To do this, we need to know $F^{-1}_X$, the inverse CDF of $X$. To generate a random sample of $X$, we can simply do $u \sim U(0,1)$ then we get a sanmple $x = F^{-1}_X(u)$.
To transform a random variable $Y$ into $X$, we will need its distribution function $F_Y$. Then, we have that
$$F^{-1}_X(F_Y(y)) \sim X \quad \text{for} \quad y \sim Y.$$
Note that intuitively this checks out as the value of $F_Y(y)$ is always between 0 and 1. Therefore, $F^{-1}_X$ simply inverts that CDF value into whatever domain that is supported by $X$.
## Method
1. Sample $y \sim Y$.
2. Generate $x$ with $x=F^{-1}_X(F_Y(y)).$
## Example: Uniform to Beta
The Beta distribution has 2 shape parameters $a$ and $b$. Unfortunately, there's no analytic form for general $a$ and $b$, so we will focus on some [special cases](https://en.wikipedia.org/wiki/Beta_function#Incomplete_beta_function).
- When $b = 1$, then CDF is $u = F(x;a,b=1) = x^a$ and the inverse CDF is $F^{-1}(u) = u^{1/a}.$
- When $a = 1$, then CDF is $u = F(x;a=1) = 1-(1-x)^b$ and the inverse CDF is $F^{-1}(u) = 1-(1-u)^{1/b}.$
- When $a=b=1$, then $F(x)=x$ and $F^{-1}(u)=u$.

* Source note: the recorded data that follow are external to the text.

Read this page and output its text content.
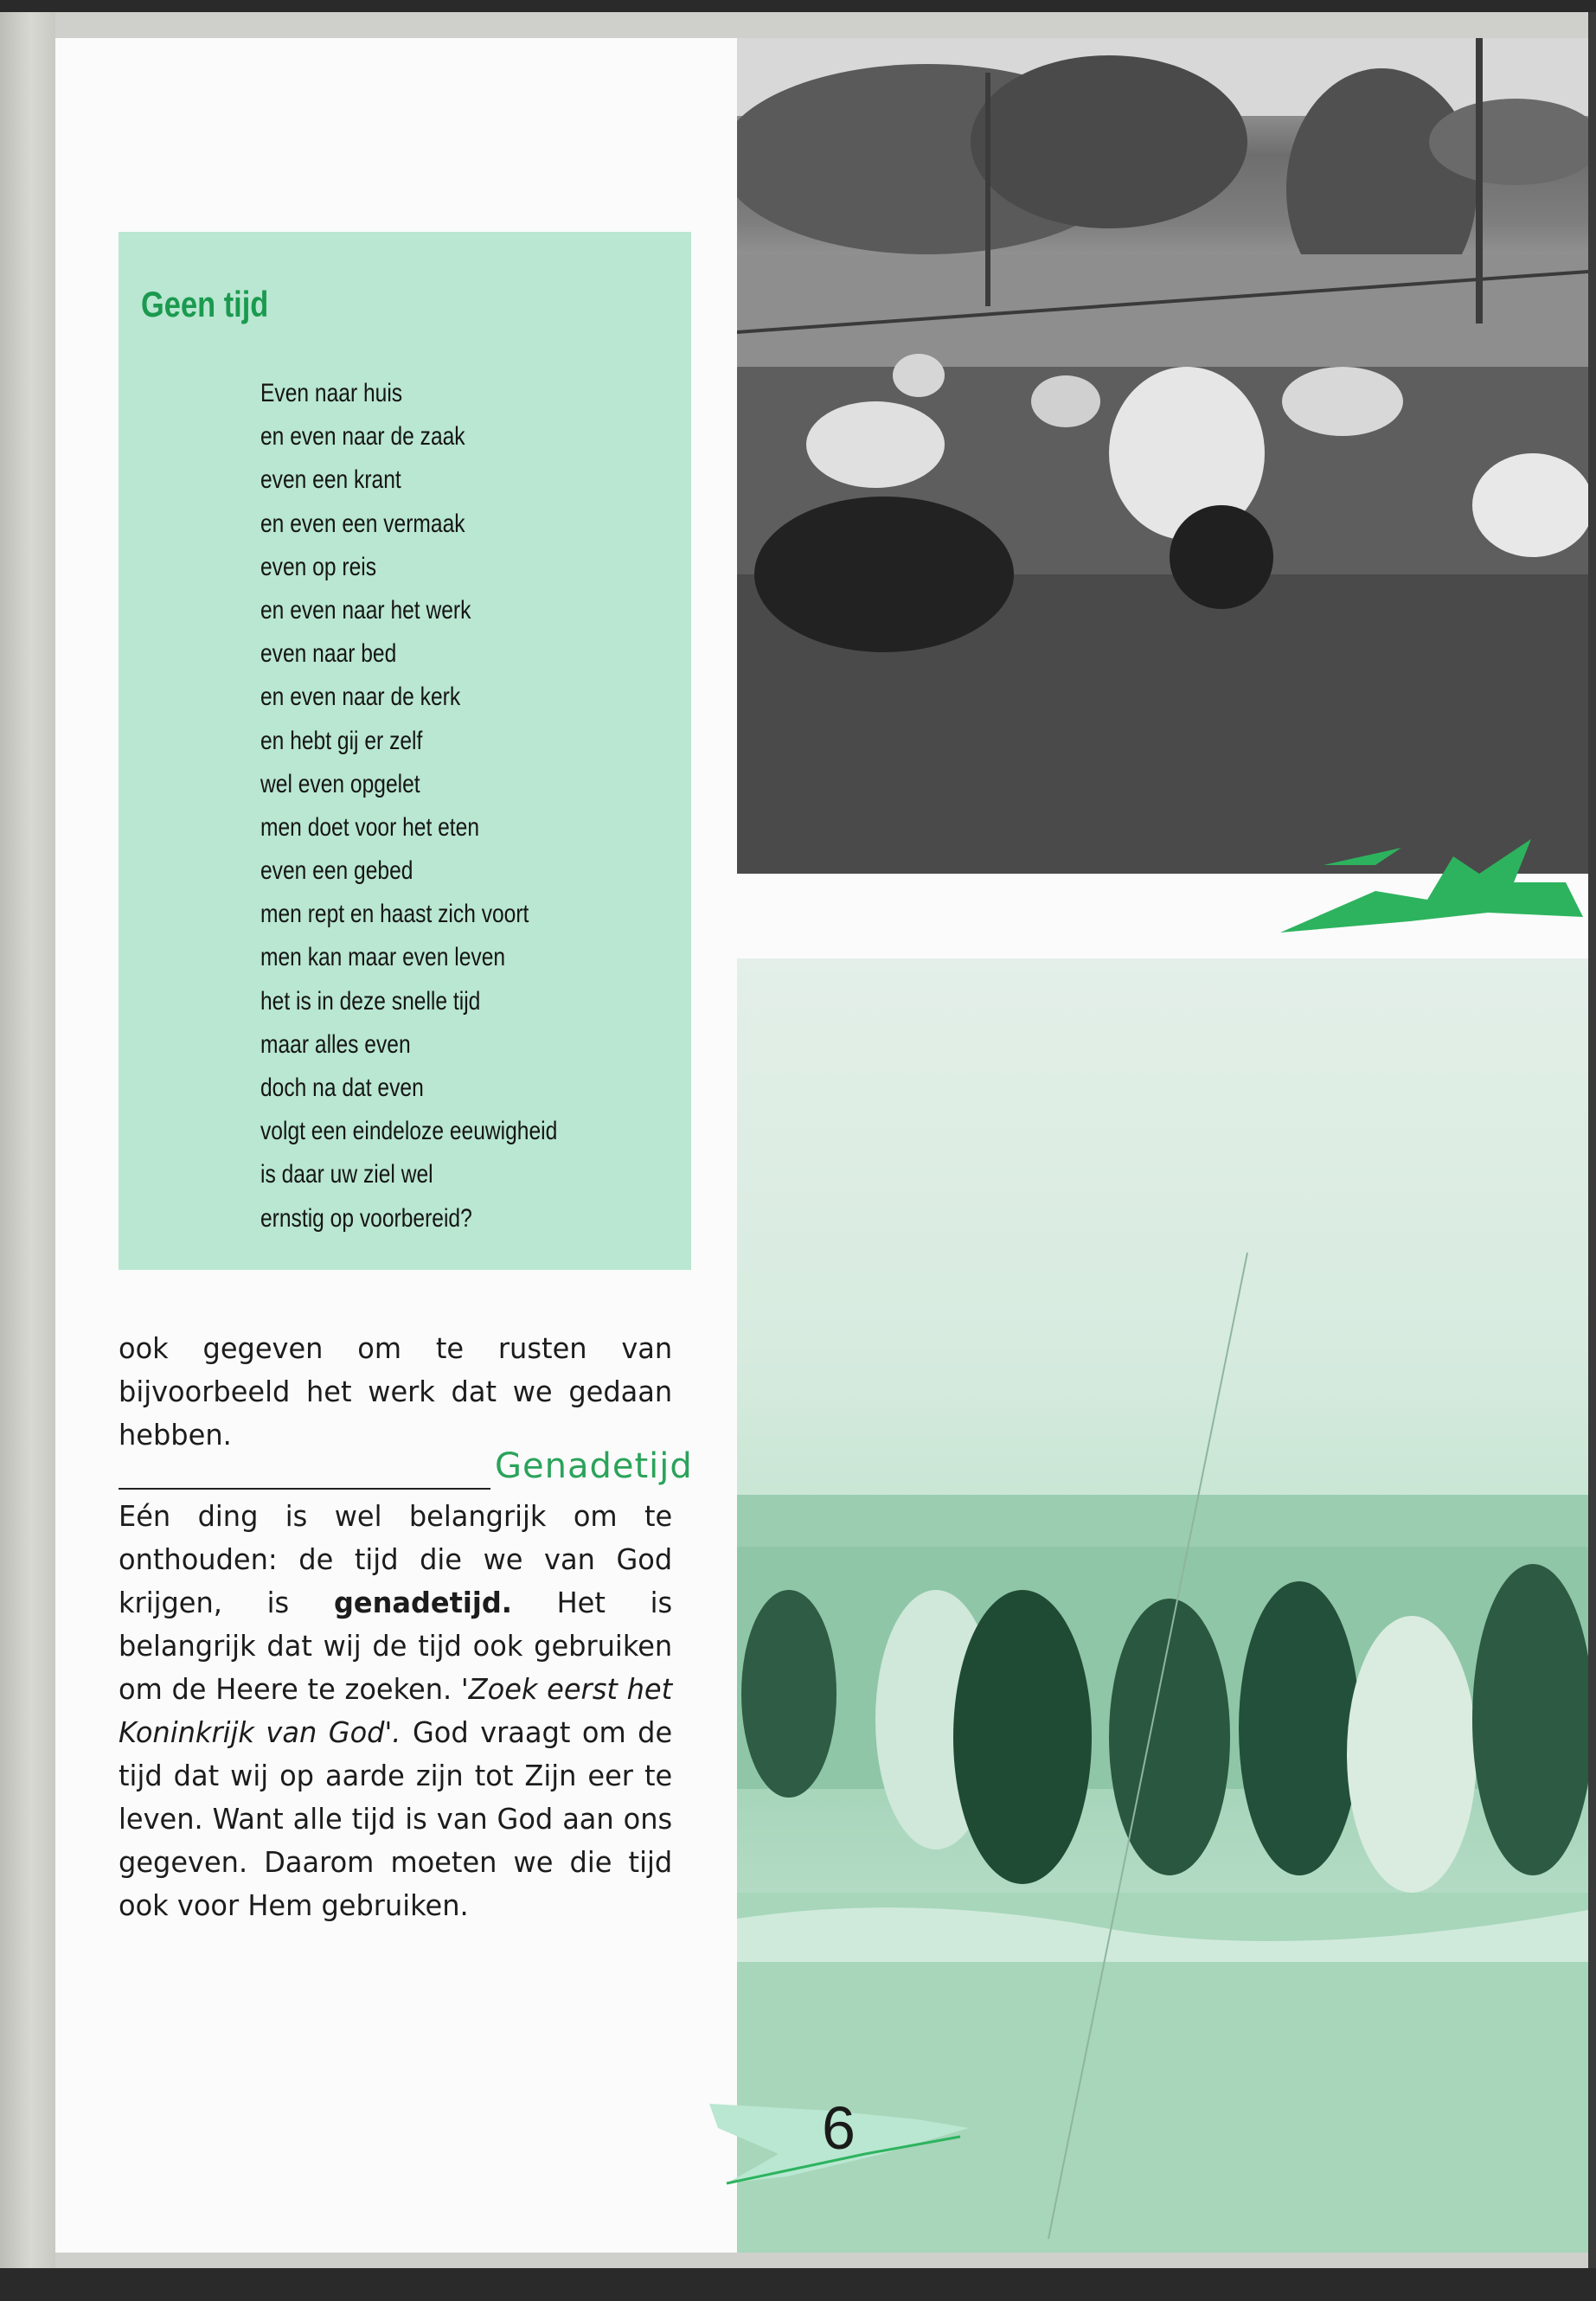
Geen tijd
Even naar huis
en even naar de zaak
even een krant
en even een vermaak
even op reis
en even naar het werk
even naar bed
en even naar de kerk
en hebt gij er zelf
wel even opgelet
men doet voor het eten
even een gebed
men rept en haast zich voort
men kan maar even leven
het is in deze snelle tijd
maar alles even
doch na dat even
volgt een eindeloze eeuwigheid
is daar uw ziel wel
ernstig op voorbereid?
ook gegeven om te rusten van bijvoorbeeld het werk dat we gedaan hebben.
Genadetijd
Eén ding is wel belangrijk om te onthouden: de tijd die we van God krijgen, is genadetijd. Het is belangrijk dat wij de tijd ook gebruiken om de Heere te zoeken. 'Zoek eerst het Koninkrijk van God'. God vraagt om de tijd dat wij op aarde zijn tot Zijn eer te leven. Want alle tijd is van God aan ons gegeven. Daarom moeten we die tijd ook voor Hem gebruiken.
6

Let's take the case of $b=1$ and $a=5$. We choose our simple distribution to be the uniform distribution $U(0,1)$. We sample $u \sim U(0,1)$ and since CDF $F_U(u) = u$ for this particular case, our Beta sample is $u^{1/a} = u^{1/5}$.
## Example: Whatever to Cauchy
We write the Cauchy CDF as $F_X(x) =F_X(x;x_0,\gamma)$ where $x_0$ and $\gamma$ are location and scale parameters. Let's just show the CDF and inverse CDF of Cauchy
$$ F_X(x) = \frac{1}{\pi} \arctan \Big(\frac{x-x_0}{\gamma} \Big) + \frac{1}{2},$$
$$ F_X^{-1}(u) = x_o + \gamma \tan \Big[\pi(u-\frac{1}{2}) \Big].$$
## What about truncated distributions?
Instead of using $U(0,1)$. We can simply use $U(F_X(a), F_X(b))$ to generate samples $x \sim X$ such that $x \in (a,b]$.
This is from Wikipedia too and I guess this means for a truncated distribution we can truncate $Y$ too. This means this method does not solve the issue of a truncated domain/support when it comes to MCMC.
## MCMC Sampling
For example, in MCMC sampling this can be useful as sampling distributions with fat tails (e.g. Cauchy) can be problematic -- we can sample something else and then transform it into a Cauchy.
However, for MCMC we want our ($d$-dimensional) target distribution to be supported on the $\mathbb{R}^d$. Therefore, using the uniform distribution as $Y$ does not work because it is only supported on an interval. A natural solution is to use the normal distribution, where we require the computation of its the CDF.